The taxman is planning to investigate around 50,000 small businesses
over the course of next year for failing to maintain proper records
and underpaying corporation tax.
HM Revenue & Customs (HMRC) have warned small businesses that they
could face expensive consequences in the new year if they fail to keep
their financial records in order.
The HMRC are planning to clamp-down upon poor book-keeping and tax
underpayments over 2011.
The group plans to utilise it’s Business Records Checks campaign to
target the 40% of small businesses that suffer from poor record keeping
and least likely to pay their taxes.
More than 2 million small firms that keep their financial records in poor
order will be faced with investigations and fines in excess of £3,000.
The National Tax Director with accountancy firm, Smith & Williamson, Richard Mannion, commented:
“One of the difficulties facing entrepreneurs and SMEs is that they may have to keep records for income tax, VAT, capital gains tax, PAYE and so on. Separate penalties apply for each set of taxes so a small business can fall foul of the results in several areas.”

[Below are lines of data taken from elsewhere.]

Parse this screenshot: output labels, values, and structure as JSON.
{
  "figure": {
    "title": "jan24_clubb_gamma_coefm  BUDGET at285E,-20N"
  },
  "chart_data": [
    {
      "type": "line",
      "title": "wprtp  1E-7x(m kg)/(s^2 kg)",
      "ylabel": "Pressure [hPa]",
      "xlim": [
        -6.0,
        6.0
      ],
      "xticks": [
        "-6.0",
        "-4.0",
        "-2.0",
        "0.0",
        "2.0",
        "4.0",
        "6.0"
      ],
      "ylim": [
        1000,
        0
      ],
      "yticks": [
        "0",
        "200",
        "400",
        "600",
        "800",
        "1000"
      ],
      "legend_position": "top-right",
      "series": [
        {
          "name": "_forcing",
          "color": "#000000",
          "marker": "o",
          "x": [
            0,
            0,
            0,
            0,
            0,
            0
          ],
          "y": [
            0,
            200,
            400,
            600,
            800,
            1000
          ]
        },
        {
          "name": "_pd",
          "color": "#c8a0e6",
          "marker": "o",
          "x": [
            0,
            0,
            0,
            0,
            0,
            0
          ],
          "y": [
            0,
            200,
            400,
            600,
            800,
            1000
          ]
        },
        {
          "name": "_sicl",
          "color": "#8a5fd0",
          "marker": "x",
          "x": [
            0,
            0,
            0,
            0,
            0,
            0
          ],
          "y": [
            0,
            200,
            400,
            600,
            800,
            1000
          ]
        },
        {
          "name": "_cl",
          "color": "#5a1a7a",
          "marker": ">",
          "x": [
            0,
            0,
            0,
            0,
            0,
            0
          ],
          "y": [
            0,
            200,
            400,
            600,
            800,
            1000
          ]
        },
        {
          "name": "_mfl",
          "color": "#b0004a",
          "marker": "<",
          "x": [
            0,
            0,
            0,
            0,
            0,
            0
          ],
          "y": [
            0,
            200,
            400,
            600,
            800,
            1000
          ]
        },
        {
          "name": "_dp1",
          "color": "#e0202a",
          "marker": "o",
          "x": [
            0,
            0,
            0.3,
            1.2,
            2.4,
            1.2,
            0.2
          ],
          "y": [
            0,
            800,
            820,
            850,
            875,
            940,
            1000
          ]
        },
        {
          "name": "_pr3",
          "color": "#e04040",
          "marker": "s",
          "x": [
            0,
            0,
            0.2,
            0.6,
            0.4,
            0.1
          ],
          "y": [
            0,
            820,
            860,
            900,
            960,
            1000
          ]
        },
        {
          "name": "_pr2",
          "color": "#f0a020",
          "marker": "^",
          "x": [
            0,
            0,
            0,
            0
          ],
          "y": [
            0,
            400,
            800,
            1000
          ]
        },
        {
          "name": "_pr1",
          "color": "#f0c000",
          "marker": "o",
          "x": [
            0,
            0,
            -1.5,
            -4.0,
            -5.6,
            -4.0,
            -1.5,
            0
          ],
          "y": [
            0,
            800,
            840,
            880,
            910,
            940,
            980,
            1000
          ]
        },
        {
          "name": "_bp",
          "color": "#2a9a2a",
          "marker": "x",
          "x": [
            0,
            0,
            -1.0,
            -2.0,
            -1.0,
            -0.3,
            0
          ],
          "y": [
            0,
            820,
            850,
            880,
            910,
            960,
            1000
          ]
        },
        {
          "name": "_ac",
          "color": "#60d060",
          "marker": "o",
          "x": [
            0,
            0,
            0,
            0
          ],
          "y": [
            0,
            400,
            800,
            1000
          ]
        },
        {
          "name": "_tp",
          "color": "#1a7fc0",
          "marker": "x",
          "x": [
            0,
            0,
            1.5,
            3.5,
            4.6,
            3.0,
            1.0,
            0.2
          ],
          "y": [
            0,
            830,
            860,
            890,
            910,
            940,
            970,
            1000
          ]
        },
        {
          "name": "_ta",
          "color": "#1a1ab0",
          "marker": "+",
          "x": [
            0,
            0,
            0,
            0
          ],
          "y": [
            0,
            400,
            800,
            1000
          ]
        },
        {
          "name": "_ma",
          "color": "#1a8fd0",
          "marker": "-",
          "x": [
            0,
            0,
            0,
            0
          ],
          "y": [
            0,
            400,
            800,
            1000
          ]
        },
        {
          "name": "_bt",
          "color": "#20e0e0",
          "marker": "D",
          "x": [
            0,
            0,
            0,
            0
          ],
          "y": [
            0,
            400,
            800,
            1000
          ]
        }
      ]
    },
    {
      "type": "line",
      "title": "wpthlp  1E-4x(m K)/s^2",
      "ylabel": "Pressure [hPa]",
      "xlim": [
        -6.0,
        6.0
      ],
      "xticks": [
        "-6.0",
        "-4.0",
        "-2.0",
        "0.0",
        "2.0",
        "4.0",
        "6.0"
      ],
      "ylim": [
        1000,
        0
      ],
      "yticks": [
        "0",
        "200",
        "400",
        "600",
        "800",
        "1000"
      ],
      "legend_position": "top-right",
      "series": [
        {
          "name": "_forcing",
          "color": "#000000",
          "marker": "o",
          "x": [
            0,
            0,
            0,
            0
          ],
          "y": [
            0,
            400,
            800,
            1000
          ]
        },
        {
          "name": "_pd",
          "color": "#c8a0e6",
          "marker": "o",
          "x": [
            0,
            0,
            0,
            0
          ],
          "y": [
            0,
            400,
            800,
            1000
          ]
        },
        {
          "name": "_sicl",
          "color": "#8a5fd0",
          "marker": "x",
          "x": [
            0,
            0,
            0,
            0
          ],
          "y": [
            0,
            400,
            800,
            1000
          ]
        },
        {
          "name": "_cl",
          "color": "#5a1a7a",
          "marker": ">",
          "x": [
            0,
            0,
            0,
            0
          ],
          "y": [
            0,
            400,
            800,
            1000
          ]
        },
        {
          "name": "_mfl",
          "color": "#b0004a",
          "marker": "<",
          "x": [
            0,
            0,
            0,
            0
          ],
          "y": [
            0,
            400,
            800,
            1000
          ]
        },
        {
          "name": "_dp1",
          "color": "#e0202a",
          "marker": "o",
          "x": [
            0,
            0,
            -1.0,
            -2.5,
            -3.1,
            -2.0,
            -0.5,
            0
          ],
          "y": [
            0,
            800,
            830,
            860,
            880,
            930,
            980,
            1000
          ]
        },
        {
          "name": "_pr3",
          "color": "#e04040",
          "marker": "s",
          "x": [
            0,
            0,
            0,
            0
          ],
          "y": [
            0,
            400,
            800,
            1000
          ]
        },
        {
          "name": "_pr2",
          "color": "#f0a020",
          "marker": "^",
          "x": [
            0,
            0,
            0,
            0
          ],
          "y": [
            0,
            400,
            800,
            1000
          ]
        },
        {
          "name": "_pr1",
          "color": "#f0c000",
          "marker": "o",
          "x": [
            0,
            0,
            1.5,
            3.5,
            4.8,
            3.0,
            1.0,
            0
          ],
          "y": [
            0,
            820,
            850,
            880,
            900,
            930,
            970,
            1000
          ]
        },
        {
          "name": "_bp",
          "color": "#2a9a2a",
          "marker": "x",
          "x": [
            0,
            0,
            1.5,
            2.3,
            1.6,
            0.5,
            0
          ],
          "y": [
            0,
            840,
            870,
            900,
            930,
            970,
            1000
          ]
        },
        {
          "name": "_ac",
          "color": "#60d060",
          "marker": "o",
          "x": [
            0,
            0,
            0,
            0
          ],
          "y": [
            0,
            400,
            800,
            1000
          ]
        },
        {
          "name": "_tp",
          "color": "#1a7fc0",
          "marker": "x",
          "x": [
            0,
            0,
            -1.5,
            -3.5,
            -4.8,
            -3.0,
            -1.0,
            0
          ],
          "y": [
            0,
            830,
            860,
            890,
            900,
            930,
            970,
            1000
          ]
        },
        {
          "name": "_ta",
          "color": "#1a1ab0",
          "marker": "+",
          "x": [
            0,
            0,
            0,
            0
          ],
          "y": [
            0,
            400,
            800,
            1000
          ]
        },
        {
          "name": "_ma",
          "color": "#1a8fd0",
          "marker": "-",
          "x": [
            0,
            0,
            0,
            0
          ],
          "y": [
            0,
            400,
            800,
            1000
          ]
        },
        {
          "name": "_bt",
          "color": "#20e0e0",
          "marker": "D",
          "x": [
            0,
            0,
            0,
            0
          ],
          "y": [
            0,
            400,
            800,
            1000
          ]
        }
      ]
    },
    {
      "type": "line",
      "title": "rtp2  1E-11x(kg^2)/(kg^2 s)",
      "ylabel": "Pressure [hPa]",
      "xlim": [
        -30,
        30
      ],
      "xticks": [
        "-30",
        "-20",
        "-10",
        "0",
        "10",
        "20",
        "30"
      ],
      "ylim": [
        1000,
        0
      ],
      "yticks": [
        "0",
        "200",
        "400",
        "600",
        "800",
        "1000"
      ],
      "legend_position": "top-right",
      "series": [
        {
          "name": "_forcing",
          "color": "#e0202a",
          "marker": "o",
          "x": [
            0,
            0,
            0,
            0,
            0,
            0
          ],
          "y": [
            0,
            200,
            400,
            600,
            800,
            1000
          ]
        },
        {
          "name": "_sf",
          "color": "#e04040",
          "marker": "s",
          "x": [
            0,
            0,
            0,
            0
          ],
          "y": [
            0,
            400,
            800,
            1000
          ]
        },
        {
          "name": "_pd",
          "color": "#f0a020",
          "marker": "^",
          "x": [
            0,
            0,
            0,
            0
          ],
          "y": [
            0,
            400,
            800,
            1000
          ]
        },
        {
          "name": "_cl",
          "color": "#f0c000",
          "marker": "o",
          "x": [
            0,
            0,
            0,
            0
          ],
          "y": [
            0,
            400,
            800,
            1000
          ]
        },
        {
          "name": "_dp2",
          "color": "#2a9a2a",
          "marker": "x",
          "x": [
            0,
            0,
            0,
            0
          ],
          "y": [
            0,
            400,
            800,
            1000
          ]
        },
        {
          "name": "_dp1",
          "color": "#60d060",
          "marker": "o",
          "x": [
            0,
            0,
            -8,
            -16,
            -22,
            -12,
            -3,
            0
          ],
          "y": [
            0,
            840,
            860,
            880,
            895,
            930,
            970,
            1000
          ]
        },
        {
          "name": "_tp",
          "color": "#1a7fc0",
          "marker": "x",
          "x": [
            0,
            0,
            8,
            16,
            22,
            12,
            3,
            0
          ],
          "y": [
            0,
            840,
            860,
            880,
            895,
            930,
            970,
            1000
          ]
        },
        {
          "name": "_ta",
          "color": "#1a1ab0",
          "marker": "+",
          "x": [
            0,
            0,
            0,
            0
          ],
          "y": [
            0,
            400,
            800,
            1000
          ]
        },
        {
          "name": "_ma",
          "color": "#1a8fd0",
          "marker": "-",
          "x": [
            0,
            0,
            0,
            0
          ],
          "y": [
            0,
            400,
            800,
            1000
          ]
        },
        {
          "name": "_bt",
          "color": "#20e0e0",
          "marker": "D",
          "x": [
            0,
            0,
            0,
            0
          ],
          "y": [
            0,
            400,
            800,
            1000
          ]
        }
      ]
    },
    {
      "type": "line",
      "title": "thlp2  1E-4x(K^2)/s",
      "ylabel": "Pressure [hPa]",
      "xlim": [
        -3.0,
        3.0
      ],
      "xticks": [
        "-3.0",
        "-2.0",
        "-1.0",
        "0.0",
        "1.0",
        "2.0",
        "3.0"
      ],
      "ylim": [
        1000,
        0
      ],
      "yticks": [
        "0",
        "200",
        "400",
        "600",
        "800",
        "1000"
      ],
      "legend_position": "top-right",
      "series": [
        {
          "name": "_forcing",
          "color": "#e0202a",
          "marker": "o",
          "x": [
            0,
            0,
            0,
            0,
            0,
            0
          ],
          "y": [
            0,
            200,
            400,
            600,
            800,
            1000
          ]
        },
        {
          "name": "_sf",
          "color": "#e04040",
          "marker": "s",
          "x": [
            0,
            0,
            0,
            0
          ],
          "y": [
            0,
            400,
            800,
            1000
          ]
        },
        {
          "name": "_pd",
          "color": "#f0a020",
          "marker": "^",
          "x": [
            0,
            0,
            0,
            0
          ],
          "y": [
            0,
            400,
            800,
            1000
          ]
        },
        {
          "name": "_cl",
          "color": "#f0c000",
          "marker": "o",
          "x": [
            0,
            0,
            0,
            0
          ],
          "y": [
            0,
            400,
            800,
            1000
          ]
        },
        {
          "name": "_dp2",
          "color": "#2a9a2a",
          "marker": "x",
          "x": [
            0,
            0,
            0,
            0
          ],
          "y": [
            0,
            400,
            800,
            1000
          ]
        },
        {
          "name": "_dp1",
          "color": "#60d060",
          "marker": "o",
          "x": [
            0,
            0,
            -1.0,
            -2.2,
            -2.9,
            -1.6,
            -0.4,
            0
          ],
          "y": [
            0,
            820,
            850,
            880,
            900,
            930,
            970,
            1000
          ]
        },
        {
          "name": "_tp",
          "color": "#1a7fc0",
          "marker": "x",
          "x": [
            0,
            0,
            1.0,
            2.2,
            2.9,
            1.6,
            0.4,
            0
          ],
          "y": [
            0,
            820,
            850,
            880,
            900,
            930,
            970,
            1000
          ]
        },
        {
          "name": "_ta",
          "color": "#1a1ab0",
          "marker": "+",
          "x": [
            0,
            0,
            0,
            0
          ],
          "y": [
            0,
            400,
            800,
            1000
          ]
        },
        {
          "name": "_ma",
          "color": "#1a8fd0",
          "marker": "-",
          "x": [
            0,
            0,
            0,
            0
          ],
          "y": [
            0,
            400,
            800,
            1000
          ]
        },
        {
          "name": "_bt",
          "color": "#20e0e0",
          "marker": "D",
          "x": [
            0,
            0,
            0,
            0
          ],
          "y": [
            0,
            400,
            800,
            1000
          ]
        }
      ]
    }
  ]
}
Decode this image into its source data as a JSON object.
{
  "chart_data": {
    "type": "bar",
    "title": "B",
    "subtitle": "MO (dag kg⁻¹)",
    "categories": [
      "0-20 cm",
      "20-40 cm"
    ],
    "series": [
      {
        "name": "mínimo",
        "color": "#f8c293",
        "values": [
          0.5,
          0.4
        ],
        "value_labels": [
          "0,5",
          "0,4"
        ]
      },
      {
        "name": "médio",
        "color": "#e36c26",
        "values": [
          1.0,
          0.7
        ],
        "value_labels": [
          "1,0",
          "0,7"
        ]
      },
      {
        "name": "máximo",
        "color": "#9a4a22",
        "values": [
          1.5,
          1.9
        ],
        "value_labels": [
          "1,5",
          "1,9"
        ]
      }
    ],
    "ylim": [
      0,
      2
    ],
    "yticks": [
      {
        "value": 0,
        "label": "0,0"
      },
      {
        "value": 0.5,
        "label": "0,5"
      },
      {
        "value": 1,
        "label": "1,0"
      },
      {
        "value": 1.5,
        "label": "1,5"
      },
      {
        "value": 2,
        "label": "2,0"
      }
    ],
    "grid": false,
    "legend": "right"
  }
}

Mr Mannion went on to say:
“In my experience some inspectors expect entrepreneurs and other business people to keep a set of books and records in textbook order. Some inspectors have little understanding of what life is like in the real business world where an entrepreneur or sole trader is responsible for production, sales, marketing, health and safety, etc, in addition to book-keeping and acting as unpaid PAYE and VAT collector.”
The HMRC believes that there are major benefits from improved record keeping, including an improved chance of business success, better financial management and a lessened chance of a compliance intervention, such as a full inquiry into the firm’s tax returns.